Jika alasan semua ini dimaksudkan untuk menstabilkan jalannya roda pemerintahan yang selama ini dirasa kurang mendukung terciptanya pemerintahan yang stabil hal itu bisa dibenarkan. Dengan hadirnya banyak partai, kinerja pemerintah seolah terhambat karena begitu banyaknya friksi dalam tubuh pemerintah sendiri. Sehingga itu berdampak pemerintah tidak dapat mengambil kebijakan dengan cepat terkait dengan masalah yang sedang terjadi dan yang sangat membutuhkan penanganan dengan cepat.

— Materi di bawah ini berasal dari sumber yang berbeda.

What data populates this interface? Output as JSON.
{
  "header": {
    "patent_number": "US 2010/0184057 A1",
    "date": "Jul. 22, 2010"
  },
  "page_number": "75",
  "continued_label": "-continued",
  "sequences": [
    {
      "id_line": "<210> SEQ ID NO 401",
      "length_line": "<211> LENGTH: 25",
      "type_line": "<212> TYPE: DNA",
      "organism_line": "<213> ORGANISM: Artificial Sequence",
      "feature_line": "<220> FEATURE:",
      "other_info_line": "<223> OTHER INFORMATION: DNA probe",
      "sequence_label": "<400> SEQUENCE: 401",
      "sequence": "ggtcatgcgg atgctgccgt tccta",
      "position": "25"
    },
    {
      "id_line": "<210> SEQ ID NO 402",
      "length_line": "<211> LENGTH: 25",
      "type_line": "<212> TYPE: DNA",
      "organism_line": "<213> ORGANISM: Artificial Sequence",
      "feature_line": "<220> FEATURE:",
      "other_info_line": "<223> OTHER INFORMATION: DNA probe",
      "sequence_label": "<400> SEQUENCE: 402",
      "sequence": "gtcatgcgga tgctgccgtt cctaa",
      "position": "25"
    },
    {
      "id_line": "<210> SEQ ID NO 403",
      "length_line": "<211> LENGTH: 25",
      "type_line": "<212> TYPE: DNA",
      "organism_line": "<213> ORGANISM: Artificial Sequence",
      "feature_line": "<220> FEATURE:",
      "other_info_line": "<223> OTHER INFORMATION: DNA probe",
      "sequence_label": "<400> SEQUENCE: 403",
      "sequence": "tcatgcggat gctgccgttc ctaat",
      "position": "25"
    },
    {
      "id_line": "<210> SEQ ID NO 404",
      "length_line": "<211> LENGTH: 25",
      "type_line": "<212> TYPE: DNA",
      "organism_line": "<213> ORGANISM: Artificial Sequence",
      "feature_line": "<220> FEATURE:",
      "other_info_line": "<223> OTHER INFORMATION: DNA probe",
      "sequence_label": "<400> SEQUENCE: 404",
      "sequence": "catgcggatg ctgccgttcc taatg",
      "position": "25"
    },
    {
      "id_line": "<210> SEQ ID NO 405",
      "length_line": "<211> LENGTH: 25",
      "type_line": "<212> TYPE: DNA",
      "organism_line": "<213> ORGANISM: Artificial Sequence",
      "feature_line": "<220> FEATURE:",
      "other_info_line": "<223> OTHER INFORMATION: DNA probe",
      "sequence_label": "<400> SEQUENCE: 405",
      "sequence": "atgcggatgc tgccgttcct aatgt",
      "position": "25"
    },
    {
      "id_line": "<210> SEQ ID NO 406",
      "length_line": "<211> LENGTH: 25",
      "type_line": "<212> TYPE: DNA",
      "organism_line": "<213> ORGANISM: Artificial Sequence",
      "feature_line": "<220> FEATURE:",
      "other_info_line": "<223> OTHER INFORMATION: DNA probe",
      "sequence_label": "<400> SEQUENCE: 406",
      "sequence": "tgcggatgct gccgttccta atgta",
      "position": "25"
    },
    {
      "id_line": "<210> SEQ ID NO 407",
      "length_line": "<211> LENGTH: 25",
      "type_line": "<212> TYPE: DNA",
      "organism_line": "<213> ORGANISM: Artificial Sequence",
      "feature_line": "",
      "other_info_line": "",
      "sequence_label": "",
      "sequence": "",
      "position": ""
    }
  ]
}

Begitu banyaknya pertarungan kepentingan dalam pemerintahan merupakan masalah yang sebenarnya sudah pernah dialami negara ini pada masa demokrasi terpimpin. Dewan konstituante gagal dalam menyusun UUD yang baru karena banyak kontroversi dan tarik ulur kepentingan sehingga Presiden terpaksa membubarkan konstituante. Jika keadaannya demikian maka sistem kepartaian kita berubah dari sistem multi partai menjadi sistem multi partai terbatas seperti yang dikemukakan oleh Syamsudin Haris seorang pakar politk LIPI. Tetapi kemudian pertanyaan yang muncul apakah pemerintah mampu menjalankan pemerintahan dengan baik dengan adanya sistem kepartaian yang multi partai terbatas. Atau ini hanya siasat dari eksekutif untuk menguatkan wewenangnya seperti yang pernah dilakukan pada awal pemerintahan orde baru. Jika yang terakhir yang dimaksud, maka sudah seharusnya kita menolaknya. Namun semuanya itu akan kambali pada komitmen kita bersama untuk membangun negara Indonesia ini. Jika komitmen kita sungguh-sungguh, maka tak ada bedanya antara sistem multi partai maupun multi partai terbatas.
Syarat Pendidikan
Masalah persyaratan capres dan cawapres harus berijasah S-1, itu sangat baik untuk meningkatkan kapabilitas pemimpin negeri ini bila perlu jangan hanya pada capres atau cawapres saja tetapi juga bila perlu bagi anggota dewan dan juga kepala daerah. Tetapi permasalahan yang selama ini terjadi adalah manipulasi. Berapa banyak kasus ijasah palsu di kalangan anggota dewan dan kepala daerah. Jika hal ini yang akan terus terjadi, apalah artinya syarat gelar tersebut. Banyak orang yang tanpa mengenyam bangku kuliah atau tak bergelar sarjana lebih layak dan lebih mampu dibandingkan orang yang bergelar sarjana tapi asal lulus dan dapat ijasah. Apakah dengan pendidikan sarjana dengan ditunjukkan dengan ijasah itu sudah memenuhi standar kualitas ?. Sebab saat ini gelar dan ijasah sangat mudah didapat bahkan dari Perguruan Tinggi Negeri. Masalah ini perlu dipikirkan dan dipertimbangkan kembali.Sebagai orang yang cinta pada negeri ini sebaiknya kita tumbuhkan komitmen disertai tindakan konkrit kita untuk benar-benar ingin membangun negara. Sebab dengan dasar komitmen ini segala persoalan akan mudah diselesaikan. Semoga saja.